In exactly 363 days, on the 27th of July 2012, the most spectacular sporting spectacle in the world will begin in England’s capital, London.
The Olympics are the most anticipated and the most celebrated sporting event in the world. It is the one stage where all the athletes want to put in their best efforts. Since 1896, when the first Modern Olympic Games were held at Athens, it has been a constant feature ever since, where all the top athletes from over 200 countries around the world, meet at a different city every four years. For over a hundred years the Games have been going strong as a symbol of sportsmanship, excellence and resilience. The games have carried on in face of adversity, from Nazism during Berlin 1936 to terrorism in Munich 1972. Only the two world wars could stop the Olympics from running as scheduled.
With less than a year to go now for the 2012 edition of the Games to begin at London, England, there has been quite a lot of buzz surrounding the mega sports event. This is the third time that the English capital is hosting the Olympics and the authorities have promised us to make them the most spectacular event in the Games’ history. With swanky new venues, which include an artificial beach and a plethora of modern amenities for both participants and spectators, London has outdone itself so far with the arrangements preceding the Games. But as an Indian sports fan, my interest in the upcoming Olympic Games lies mostly around India’s performance. We must wait to see whether India improves on its overall medals tally from last time.
India has never really set the Olympic stage on fire with its performance despite having some very talented athletes. Except in our national game, hockey, in which the Indian team has won 11 medals, with eight being gold out of which six came back-to-back from 1928–1956. Our hockey team hasn’t made an impact on the biggest stage with any kind of frequency after that run of golds though. India has won a total of 20 Olympic medals. Our first individual Olympic medal came in the 1952 Helsinki Olympics where Khashaba Dadasaheb Jadhav won a bronze in the Men’s freestyle bantamweight wrestling. After that, our next individual medal came much later in 1996 at Atlanta when Leander Paes won another bronze in men’s singles tennis. Apart from them, individual medals have been limited at the Olympics until last year.

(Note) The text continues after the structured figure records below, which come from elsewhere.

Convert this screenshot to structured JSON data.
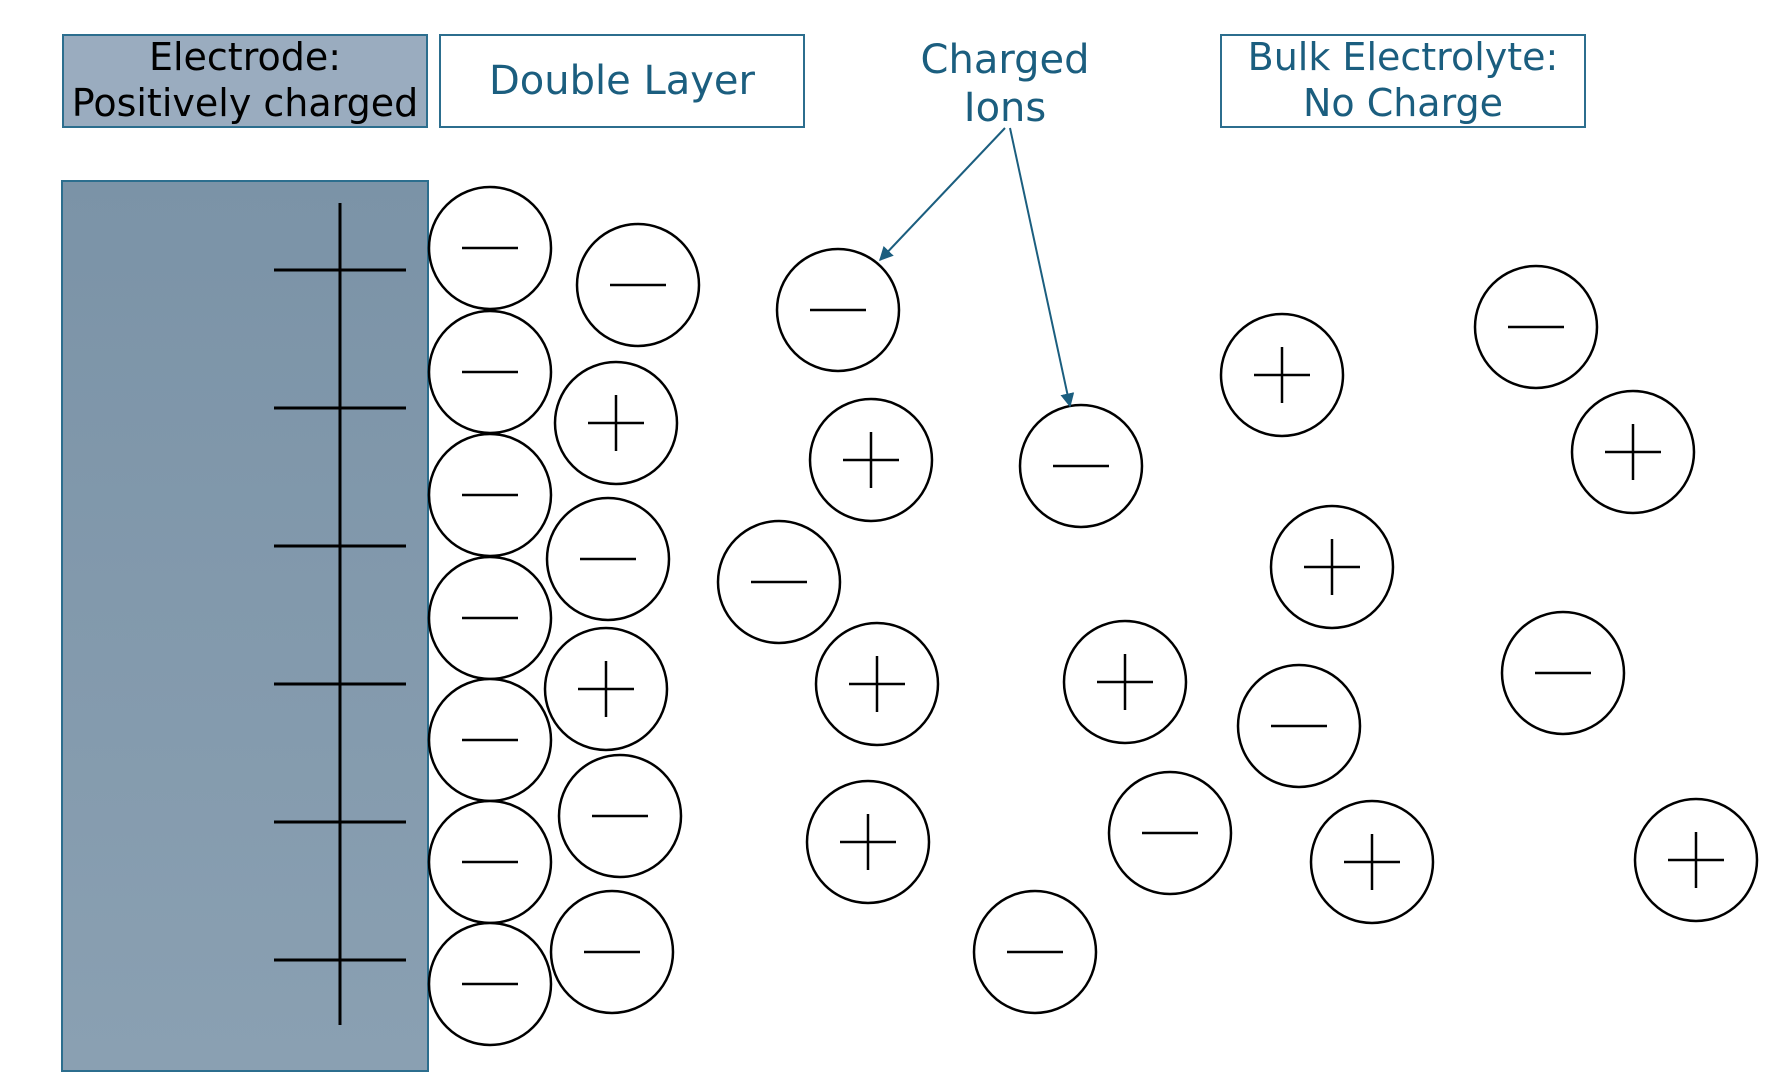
{
  "labels": {
    "electrode_line1": "Electrode:",
    "electrode_line2": "Positively charged",
    "double_layer": "Double Layer",
    "charged_ions_line1": "Charged",
    "charged_ions_line2": "Ions",
    "bulk_line1": "Bulk Electrolyte:",
    "bulk_line2": "No Charge"
  },
  "colors": {
    "electrode_fill": "#7f97aa",
    "electrode_border": "#2c6e8e",
    "label_text": "#1b5e7f",
    "ion_stroke": "#000000",
    "arrow": "#1b5e7f"
  },
  "electrode": {
    "surface_charges": [
      "+",
      "+",
      "+",
      "+",
      "+",
      "+"
    ]
  },
  "ions": {
    "adsorbed_layer": [
      "-",
      "-",
      "-",
      "-",
      "-",
      "-",
      "-"
    ],
    "outer_layer": [
      "-",
      "+",
      "-",
      "+",
      "-",
      "-"
    ],
    "diffuse_and_bulk": [
      "-",
      "+",
      "+",
      "-",
      "+",
      "-",
      "-",
      "+",
      "-",
      "+",
      "+",
      "-",
      "+",
      "-",
      "+",
      "-",
      "+",
      "-",
      "-"
    ]
  }
}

So what gives me the confidence that India is going to give its best performance yet in 2012? If we look at India’s Olympic medal tally after 1996, the country has progressed by leap and bounds. In the 2000 Sydney Olympics weightlifter Karnam Malleshwari won a bronze medal in the Women’s 69 kg competition. In the following Olympics at Athens in 2004, India won its first ever silver medal. Col. Rajyavardhan Singh Rathore was the man who raised the bar for India by coming second in the Men’s Double Trap shooting event. But India’s best year at the Olympic Games came in 2008 at the Beijing Games when we won three medals, one of which was gold! Abhinav Bindra became the first ever Indian athlete to win an individual Olympic gold medal when he hit the bull’s eye in the Men’s 10m Rifle shooting event. This was followed by a bronze in Men’s 66 kg freestyle wrestling by Sushil Kumar. Then pugilist Vijender Singh won a bronze medal in the Men’s 75 kg boxing event. India, for the first time, had won more than one medal at a single Olympic Games. It was indeed a proud moment for the entire country.
Considering India’s progress report over the past three Olympics, there is a very good chance that we will further improve from the last time. From bronze to silver to gold, from one to three medals in one year, the Olympic graph has shown a definite rise. And like every Indian, I am highly optimistic about our chances. Hopefully my prediction comes true in a year’s time.